Nun besteht die Schwierigkeit, die richtige Grösse auf dem Bildschirm im verkleinerten Massstab herauszufinden. Ein F4- oder F12-Plakat ist 128 cm hoch. Teilt man diese Strecke in 13 Teilabschnitte auf, so erhält man eine Grösse von rund 10 cm, die dann als Vergleich für die Schriftgrösse dient. Dieser Trick funktioniert, ob man nun im Originalformat 98,5 × 128 cm layoutet oder ob man es vorzieht, dieses Plakat verkleinert im Format 18,9 × 27 cm zu gestalten, damit es auf einem Blatt A4 ausgedruckt oder «vernünftig» per PDF versandt werden kann. Auch dann kann die 500er-Regel angewendet werden. Wer eine realistische Sichtweise gewinnen will, nimmt 500-mal mehr Abstand, als die x-Höhe der Headline auf dem Bildschirm misst: 500-mal beispielsweise 13 mm ergibt einen Betrachtungsabstand von etwa 6,5 m. Wenn Sie also ein Plakat ganzseitig auf dem Monitor darstellen, sollten Sie etwa 6 m Abstand nehmen, um die Wirkung oder die Leserlichkeit zu überprüfen. Das Gleiche gilt natürlich auch für Plakate, die auf A3 oder A4 ausgedruckt werden: Bei der Headline x-Höhe messen, mal 500 rechnen und entsprechend Distanz nehmen.
Was ist eine plakative Schrift?
Je nachdem, ob man sich frontal vor dem Plakat oder seitlich davon befindet, wird sich das Schriftbild perspektivisch etwas verziehen. Die senkrechten Abstriche werden näher zusammenrücken, die waagrechten überproportional dick erscheinen. Eine gute Plakatschrift ist demzufolge nicht schmal. Versalbuchstaben sind schlechter erfassbar, weil wir sie nicht gewohnt sind. Wer Versalien einsetzt, verkennt ausserdem die Wirksamkeit bezüglich Grösse. Grossbuchstaben brauchen mehr Platz als Gemeine, sie sollten zudem etwas gesperrt werden. Bei gleichem Platzbedarf sind Kleinbuchstaben grösser und kräftiger. Versalien sind deswegen eine plakative Fehlbesetzung, das wissen wohl die wenigsten. Unter plakativ verstehe ich klare und bodenständige Schriften, die keine Feinheiten wie Serifen aufweisen. Mit Vorteil etwas schmallaufend, Schriftschnitt Regular, Medium, Bold, nicht Light und nicht Extrabold, keine Scripten.

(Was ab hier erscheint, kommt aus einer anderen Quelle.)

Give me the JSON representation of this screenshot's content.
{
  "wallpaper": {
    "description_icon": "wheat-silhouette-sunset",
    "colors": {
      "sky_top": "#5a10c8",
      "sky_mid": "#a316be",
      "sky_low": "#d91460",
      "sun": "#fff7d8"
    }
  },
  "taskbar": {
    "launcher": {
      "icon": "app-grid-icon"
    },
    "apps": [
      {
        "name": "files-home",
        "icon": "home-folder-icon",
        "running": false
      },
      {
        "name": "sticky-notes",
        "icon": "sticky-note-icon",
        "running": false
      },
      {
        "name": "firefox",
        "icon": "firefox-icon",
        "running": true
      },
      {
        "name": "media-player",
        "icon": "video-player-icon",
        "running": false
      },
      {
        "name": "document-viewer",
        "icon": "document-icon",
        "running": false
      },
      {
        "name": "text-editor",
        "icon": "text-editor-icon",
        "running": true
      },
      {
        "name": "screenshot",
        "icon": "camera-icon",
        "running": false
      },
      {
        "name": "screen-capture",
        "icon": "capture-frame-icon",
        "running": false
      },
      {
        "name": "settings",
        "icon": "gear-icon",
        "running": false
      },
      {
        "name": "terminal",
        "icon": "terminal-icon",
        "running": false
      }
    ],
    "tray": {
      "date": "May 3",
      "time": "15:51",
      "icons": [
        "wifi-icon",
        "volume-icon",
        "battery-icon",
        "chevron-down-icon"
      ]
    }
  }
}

Um leserlich zu sein, muss die Schrift zum Hintergrund einen grossen Farb- und/oder Helligkeitskontrast aufweisen. Eine weisse Schrift auf Rosa oder Hellgrün ist nicht leserlich. Dabei soll der Hintergrund ruhig sein. Die Schrift darf nicht in einem unruhigen Bild unleserlich gemacht werden.
Das Logo auf dem Plakat
Der Absender der Plakatbotschaft sollte mindestens auf den zweiten Blick erkennbar sein. Bei einigen hier gezeigten Beispielen ist das Logo so klein, dass es kaum sichtbar ist oder auch im Bild steht. Mir als Auftraggeber wäre ein zentrales Anliegen, eine starke Duftmarke zu hinterlassen.